Christian HaaseCDU/CSU - Änderung des GG - Bildung, Bau, Verkehr

Lade Interface ...
Anmelden oder Account anlegen






Sehr geehrter Herr Präsident! Liebe Kolleginnen und Kollegen! Meine sehr geehrten Damen und Herren! Wir ebnen heute den Weg für eine Ausweitung der Mitfinanzierungsmöglichkeiten des Bundes bei Aufgaben in Trägerschaft von Ländern und Kommunen.
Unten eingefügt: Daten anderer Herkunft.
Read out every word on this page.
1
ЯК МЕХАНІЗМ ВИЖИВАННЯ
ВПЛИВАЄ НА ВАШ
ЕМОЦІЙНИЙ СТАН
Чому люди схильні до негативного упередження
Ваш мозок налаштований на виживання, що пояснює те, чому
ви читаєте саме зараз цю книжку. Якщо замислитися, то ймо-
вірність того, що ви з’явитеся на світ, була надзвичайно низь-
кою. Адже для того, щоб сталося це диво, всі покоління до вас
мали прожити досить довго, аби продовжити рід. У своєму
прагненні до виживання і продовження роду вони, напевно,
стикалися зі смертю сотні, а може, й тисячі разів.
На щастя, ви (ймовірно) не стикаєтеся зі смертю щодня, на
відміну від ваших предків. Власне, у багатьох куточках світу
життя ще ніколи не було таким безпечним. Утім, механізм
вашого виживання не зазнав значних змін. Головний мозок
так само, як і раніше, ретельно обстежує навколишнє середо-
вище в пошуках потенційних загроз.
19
Das betrifft zum Beispiel die Digitalisierung im Schulbereich. Hierbei handelt es sich um eine Herausforderung, die Länder und Kommunen unter optimalen Finanzbedingungen allein meistern könnten und müssten. Diese optimalen Bedingungen sind zwar bei den Ländern, aber längst nicht in allen Kommunen gegeben. Daher begrüßen wir grundsätzlich den Ansatz unserer Bundesbildungsministerin, den Ländern und Kommunen mit dem DigitalPakt in den kommenden fünf Jahren 5 Milliarden Euro zur Verfügung zu stellen. Das ist ein wichtiges Signal für Eltern und Schulkinder, aber auch für Länder und Kommunen.

Die Länder sind jetzt aufgefordert, lösungsorientiert die Bund-Länder-Vereinbarungen zum DigitalPakt zu verhandeln und diese Verhandlungen auch zügig zum Abschluss zu bringen. Es geht vor allem auch darum, dass die Kommunen mit den Folgekosten der anstehenden Investitionen aus Betrieb und Wartung nicht alleine gelassen werden. Hier sind die Länder in der Pflicht, sonst nutzt die schönste Grundgesetzänderung am Ende nichts.

(Beifall bei der CDU/CSU)

Das großzügige finanzielle Engagement des Bundes ist für viele Kommunen eine große Hilfe. Aber: Mischzuständigkeiten und Mischfinanzierung führen zu keiner Klärung von Verantwortung. Im Gegenteil: Sie wirken als goldene Zügel und untergraben letztendlich die kommunale Selbstverwaltung, und das darf nicht sein, meine Damen und Herren. Und wer Geld gibt, will verständlicherweise am Ende des Tages auch wissen, wofür dieses Geld ausgegeben worden ist. Wir beschwören immer wieder das Konnexitätsprinzip. Zum Prinzip der Konnexität gehört auch, auf die Kontrollmöglichkeiten des Bundes hinzuweisen und nicht auf sie zu verzichten. Das ist im Prinzip wie beim Schützenfest: Wer die Musik bestellt, der bezahlt; aber wer bezahlt, will auch wissen, welche Musik gespielt wird.

(Beifall bei der CDU/CSU – Zuruf von der AfD: Ja, genau!)

Dass die Bundesländer zwar einerseits die Finanzmittel des Bundes, zum Beispiel den DigitalPakt, herbeisehnen, auf der anderen Seite aber Steuerungs- und Kontrollrechte des Geldgebers ablehnen, konterkariert deshalb das Konnexitätsprinzip.

Wenn die Länder ihrer Verantwortung nachkämen und die Kommunen auskömmlich finanziell ausstatten würden, könnten wir uns eine Ausweitung der Mitfinanzierungskompetenz des Bundes in einem ureigenen Länderaufgabengebiet sparen. Dann würde jede Ebene ihre Aufgabe wahrnehmen, so wie es in einer früheren Föderalismusreform einmal festgelegt worden ist.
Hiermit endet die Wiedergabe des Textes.